The Role of Shift-Left Testing in Cybersecurity
Because a shift-left cybersecurity strategy solidifies better relations between DevOps and cybersecurity teams, the result is software security that is more intrinsically linked to software development, improving the security posture of the organization.
Some of the benefits mentioned already, such as cost savings and faster delivery schedules, may “advertise” the shift to the left. But what makes it work both in the short term and long term is improved relationships and the earlier integration of security in development.
How Technology Can Help You Shift Security to the Left
As mentioned, part of a good shift-left strategy, especially for enterprises, is leveraging the available tools for testing. Each tool serves a different purpose and tests the product differently.

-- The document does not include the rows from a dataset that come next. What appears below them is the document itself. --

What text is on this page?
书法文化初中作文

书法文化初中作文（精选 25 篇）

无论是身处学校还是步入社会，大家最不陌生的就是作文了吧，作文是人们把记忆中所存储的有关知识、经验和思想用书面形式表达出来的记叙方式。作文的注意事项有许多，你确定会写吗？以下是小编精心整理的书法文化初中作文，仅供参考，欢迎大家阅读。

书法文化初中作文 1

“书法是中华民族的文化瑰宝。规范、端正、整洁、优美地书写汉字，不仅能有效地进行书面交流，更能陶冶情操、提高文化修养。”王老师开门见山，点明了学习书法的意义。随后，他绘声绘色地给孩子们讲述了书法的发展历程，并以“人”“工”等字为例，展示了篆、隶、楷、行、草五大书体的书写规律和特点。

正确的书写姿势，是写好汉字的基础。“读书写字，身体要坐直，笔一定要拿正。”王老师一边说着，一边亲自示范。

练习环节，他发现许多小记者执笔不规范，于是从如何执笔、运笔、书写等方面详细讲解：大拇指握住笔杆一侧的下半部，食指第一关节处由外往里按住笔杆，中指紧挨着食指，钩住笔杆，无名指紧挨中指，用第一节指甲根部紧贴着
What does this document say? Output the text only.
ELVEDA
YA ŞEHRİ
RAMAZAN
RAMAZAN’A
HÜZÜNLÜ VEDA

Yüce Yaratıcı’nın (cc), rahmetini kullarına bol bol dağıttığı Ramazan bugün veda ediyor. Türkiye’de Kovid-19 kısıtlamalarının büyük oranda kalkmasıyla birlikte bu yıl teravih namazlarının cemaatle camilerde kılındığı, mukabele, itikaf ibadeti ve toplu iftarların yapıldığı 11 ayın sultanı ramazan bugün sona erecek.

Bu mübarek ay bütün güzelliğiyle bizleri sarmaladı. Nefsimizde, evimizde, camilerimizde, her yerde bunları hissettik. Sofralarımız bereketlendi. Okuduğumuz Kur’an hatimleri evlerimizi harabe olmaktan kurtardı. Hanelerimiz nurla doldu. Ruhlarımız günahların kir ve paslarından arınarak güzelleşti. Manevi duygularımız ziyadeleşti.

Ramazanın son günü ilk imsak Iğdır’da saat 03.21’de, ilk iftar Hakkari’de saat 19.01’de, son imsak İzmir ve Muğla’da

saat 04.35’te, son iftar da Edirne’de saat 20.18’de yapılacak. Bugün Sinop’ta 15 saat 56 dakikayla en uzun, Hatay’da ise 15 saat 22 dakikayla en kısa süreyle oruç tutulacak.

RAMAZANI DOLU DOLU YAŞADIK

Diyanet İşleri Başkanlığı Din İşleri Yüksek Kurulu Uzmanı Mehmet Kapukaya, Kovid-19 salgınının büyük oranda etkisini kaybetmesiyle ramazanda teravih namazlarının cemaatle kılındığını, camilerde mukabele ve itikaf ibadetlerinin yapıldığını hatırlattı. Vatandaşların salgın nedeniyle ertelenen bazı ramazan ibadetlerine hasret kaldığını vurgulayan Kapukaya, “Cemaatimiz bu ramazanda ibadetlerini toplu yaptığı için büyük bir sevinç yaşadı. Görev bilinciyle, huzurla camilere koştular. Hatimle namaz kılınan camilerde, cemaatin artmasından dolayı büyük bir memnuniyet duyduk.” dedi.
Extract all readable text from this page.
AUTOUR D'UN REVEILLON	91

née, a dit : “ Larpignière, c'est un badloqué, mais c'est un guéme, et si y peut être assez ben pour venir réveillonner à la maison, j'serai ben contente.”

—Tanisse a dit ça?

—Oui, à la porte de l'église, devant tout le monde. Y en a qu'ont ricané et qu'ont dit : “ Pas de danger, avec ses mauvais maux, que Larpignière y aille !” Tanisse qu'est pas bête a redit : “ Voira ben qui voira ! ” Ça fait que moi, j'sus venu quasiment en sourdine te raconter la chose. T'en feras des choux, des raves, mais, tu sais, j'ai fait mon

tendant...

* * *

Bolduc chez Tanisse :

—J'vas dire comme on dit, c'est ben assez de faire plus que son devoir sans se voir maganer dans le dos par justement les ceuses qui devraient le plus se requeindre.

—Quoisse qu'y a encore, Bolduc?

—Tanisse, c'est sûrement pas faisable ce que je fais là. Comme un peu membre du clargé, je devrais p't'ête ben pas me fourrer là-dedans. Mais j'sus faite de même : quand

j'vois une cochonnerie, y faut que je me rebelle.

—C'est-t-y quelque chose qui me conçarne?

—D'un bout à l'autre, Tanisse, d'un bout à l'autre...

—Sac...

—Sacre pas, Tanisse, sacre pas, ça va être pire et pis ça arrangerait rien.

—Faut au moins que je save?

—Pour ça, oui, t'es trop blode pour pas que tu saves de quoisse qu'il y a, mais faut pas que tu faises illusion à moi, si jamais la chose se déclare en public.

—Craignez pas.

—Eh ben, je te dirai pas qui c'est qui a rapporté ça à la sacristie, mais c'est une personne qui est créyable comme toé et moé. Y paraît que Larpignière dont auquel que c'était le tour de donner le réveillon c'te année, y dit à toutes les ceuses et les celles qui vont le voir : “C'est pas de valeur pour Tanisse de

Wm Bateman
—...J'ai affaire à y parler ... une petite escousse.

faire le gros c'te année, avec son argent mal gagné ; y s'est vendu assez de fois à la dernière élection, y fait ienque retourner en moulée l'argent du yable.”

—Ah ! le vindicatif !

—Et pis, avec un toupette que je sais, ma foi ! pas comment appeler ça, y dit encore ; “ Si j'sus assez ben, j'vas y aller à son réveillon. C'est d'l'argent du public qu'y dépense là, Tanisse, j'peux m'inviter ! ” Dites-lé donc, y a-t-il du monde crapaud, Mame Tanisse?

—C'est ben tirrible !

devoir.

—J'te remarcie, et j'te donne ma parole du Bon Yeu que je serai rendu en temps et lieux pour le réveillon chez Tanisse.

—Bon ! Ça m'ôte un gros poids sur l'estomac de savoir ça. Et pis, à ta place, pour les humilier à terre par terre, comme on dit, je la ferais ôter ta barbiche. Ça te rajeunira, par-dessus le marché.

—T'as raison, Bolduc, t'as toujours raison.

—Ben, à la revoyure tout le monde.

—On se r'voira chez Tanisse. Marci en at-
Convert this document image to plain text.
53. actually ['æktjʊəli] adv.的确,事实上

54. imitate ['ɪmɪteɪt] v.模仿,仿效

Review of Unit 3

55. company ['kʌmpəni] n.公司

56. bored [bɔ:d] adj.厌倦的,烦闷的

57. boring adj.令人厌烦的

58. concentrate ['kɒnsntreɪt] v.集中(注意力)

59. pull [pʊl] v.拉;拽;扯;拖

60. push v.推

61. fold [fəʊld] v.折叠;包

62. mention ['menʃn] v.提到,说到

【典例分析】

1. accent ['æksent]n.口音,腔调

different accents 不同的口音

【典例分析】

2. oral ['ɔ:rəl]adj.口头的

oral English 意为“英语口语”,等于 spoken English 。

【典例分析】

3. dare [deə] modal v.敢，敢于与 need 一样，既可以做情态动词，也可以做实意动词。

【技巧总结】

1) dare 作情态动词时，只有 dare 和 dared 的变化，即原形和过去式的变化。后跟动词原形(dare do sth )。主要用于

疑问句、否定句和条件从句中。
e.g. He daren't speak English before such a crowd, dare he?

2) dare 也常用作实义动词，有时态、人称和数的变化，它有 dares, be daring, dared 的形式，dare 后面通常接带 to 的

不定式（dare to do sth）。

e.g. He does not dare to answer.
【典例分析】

Static Application System Testing (SAST)
SAST is used to scan the source code itself for vulnerabilities. This is referred to as white-box testing, and the results include recommendations for remediation of any discovered issues. This kind of testing is the earliest that can be initiated in shift-left security.
Dynamic Application Security Testing (DAST)
DAST is a kind of black-box testing, where the application in development is exposed to a variety of common attacks. The results may indicate security vulnerabilities as well as runtime configuration issues.
Interactive Application Security Testing (IAST)
IAST is a hybrid marriage of SAST and DAST. It analyzes the application under development and monitors its behavior when exposed to a series of manual and automated tests simulating attacks within a controlled sandbox.
Runtime Application Self-Protection (RASP)
RASP runs in integration with the application during runtime to prevent attacks. It blocks execution based on either user behavior or traffic.
Software Composition Analysis (SCA)
SCA is an automated tool for cataloging and analyzing open-source components used in software development. It scans for licensing issues, build versions, dependencies, and vulnerabilities, and it can be used to manage those components throughout the SDLC.
Web Application Firewalls (WAF)
WAFs monitor and protect web applications against a variety of threats, such as malware and zero-day exploits. They block any malicious HTTP/HTTPS traffic that attempts to compromise the web application security.
How Fortinet Can Help?
Fortinet offers a platform for continuous application security testing for enterprises embracing shift-left application security. FortiDevSec works with most CI/CD platforms, where it remediates and detects vulnerabilities. This gives developers the ability to quickly build, test, and implement applications that improve business processes—without sacrificing security.
What is shift-left security?
To shift left on security means to include security in the planning and creation stage. Because there is no product to test during those stages, security modeling helps to anticipate security needs and reduce issues later in development.
What are the benefits of implementing a shift-left strategy?
Some of the benefits of shifting left are streamlined collaboration, improved product quality, increased adaptability among developers, faster delivery speed, cost savings, proper documentation, and increased user satisfaction.
Why does DevOps recommend shift left?
A shift left solidifies better relations between DevOps and cybersecurity teams, and the result is that software security is more intrinsically linked to software development, improving the security posture of the organization.